重い荷物が自動でついてくる「移動ロボット」
「移動ロボット評価」は、Automation領域研究の1つで、次世代電動車いす・パーソナルモビリティ「WHILLシリーズ」を手がけるWHILLと共同で開発を進めている自動運転方のパーソナルモビリティの実現に向けた取り組みで、デモとしては、自動運転尾WHILLの後ろを、自動追尾型の無人荷台がついてまわる、というものが公開された。

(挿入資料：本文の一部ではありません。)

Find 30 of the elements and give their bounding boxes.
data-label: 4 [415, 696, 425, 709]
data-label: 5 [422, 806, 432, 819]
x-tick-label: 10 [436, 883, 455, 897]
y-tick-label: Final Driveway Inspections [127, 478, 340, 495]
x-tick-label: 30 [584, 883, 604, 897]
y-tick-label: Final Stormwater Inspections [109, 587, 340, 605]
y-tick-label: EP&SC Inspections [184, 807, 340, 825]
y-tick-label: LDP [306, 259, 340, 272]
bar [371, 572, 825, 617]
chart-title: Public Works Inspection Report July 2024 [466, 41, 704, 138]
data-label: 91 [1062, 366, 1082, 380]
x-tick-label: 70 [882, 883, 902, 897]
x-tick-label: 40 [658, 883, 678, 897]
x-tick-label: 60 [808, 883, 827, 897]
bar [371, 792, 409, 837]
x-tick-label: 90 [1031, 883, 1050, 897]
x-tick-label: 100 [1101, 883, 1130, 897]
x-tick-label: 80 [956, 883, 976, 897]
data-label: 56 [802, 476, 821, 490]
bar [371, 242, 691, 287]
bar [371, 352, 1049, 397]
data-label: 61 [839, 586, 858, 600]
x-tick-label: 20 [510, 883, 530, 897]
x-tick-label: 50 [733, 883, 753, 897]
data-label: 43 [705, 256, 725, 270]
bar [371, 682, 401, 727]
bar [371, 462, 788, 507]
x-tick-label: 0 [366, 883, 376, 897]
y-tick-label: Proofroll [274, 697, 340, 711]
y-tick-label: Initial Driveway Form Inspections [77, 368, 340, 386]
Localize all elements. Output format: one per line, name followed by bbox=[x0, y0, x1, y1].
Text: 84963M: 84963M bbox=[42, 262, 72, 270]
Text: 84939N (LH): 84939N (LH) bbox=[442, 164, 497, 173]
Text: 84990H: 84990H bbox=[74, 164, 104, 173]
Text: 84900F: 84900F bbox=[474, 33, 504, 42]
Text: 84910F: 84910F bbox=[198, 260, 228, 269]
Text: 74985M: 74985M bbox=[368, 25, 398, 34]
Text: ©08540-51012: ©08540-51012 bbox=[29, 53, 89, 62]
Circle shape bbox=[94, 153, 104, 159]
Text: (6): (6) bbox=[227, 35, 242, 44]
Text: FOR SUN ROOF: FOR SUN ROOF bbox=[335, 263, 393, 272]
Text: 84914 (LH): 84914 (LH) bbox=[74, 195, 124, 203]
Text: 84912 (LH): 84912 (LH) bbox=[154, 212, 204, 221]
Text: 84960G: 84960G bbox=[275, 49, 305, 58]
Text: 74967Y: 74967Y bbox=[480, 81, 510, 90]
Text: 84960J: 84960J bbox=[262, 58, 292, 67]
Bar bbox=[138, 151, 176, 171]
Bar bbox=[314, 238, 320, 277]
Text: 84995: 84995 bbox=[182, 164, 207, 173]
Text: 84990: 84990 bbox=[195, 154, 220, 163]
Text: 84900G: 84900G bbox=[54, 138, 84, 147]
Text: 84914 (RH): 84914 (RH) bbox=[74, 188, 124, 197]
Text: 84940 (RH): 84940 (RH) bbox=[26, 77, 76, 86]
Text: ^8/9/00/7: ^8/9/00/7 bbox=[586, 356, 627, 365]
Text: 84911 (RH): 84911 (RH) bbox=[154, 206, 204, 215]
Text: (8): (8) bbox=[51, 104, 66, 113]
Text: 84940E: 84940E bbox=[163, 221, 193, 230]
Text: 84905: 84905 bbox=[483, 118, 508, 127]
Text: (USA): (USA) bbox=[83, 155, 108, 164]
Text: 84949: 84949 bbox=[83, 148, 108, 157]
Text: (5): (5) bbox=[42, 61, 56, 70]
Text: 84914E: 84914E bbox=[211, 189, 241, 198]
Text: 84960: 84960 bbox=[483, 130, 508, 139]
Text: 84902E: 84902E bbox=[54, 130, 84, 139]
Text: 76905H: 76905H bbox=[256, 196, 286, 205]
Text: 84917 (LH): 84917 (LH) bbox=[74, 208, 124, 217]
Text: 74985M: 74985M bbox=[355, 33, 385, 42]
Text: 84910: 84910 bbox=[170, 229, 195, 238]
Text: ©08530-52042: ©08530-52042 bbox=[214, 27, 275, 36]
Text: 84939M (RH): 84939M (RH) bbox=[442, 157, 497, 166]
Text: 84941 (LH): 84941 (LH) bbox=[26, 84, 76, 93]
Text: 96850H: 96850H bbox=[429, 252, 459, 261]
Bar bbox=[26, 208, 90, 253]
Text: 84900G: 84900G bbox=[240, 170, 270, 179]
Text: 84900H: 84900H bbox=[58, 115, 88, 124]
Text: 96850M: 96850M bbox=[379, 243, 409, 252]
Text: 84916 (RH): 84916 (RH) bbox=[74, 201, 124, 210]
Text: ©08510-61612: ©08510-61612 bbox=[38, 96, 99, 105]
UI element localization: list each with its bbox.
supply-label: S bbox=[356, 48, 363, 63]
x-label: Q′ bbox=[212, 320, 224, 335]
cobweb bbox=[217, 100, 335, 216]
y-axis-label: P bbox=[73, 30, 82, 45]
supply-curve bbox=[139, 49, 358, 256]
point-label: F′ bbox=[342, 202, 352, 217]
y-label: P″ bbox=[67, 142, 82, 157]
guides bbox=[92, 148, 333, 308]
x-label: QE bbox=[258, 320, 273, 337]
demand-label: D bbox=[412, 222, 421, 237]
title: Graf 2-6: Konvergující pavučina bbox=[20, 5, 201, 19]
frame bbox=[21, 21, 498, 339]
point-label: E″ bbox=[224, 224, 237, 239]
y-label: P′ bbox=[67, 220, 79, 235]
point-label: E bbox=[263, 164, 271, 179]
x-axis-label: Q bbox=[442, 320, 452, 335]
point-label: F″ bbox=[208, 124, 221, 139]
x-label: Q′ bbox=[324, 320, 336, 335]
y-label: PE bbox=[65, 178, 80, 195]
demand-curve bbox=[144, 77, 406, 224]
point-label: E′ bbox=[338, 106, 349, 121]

今回は空港での利用を想定した環境(スロープなど)を用意して、開発評価などを行う様子が示されたが、自動運転機能自体は、WHILLがCES 2019に併せて発表したものではなく、パナソニックが開発したものを利用。地図については、BIMデータなどから作成する方法と、レーザレンジファインダ(LRF)などを活用して、機体自身が作っていく方法のいずれも開発をしているという。
ロボットを支える要素技術
4つ目となる「要素技術」は、文字通り、ロボティクス技術の基幹となるセンシングやアクチュエータといった技術に関してのデモが紹介された。
今回、デモとして公開されたのは、ビデオカメラなどでも活用されている振動を吸収するスタビライザ技術と、高精度制御による跳躍ロボットの2つ。
そのほか、同社としては、さまざまな要素技術を、さまざまな分野の製品などに活用してきているということで、そうした技術を集め、ロボット向けとして開発や使い勝手の効率の向上を図っていくことで、今後のロボティクス開発の加速につなげたいとしている。
なお、Robotics Hub全体の人員規模は非公開とのことであるが、「ロボティクス活動を見てくれている社員としては、バーチャルに連携してくれている者も含めると、600~700名ほど」とのことで、今後も引き続き、社内外も多くの人の力を借りつつ、ロボット技術の発展を目指していきたいとしていた。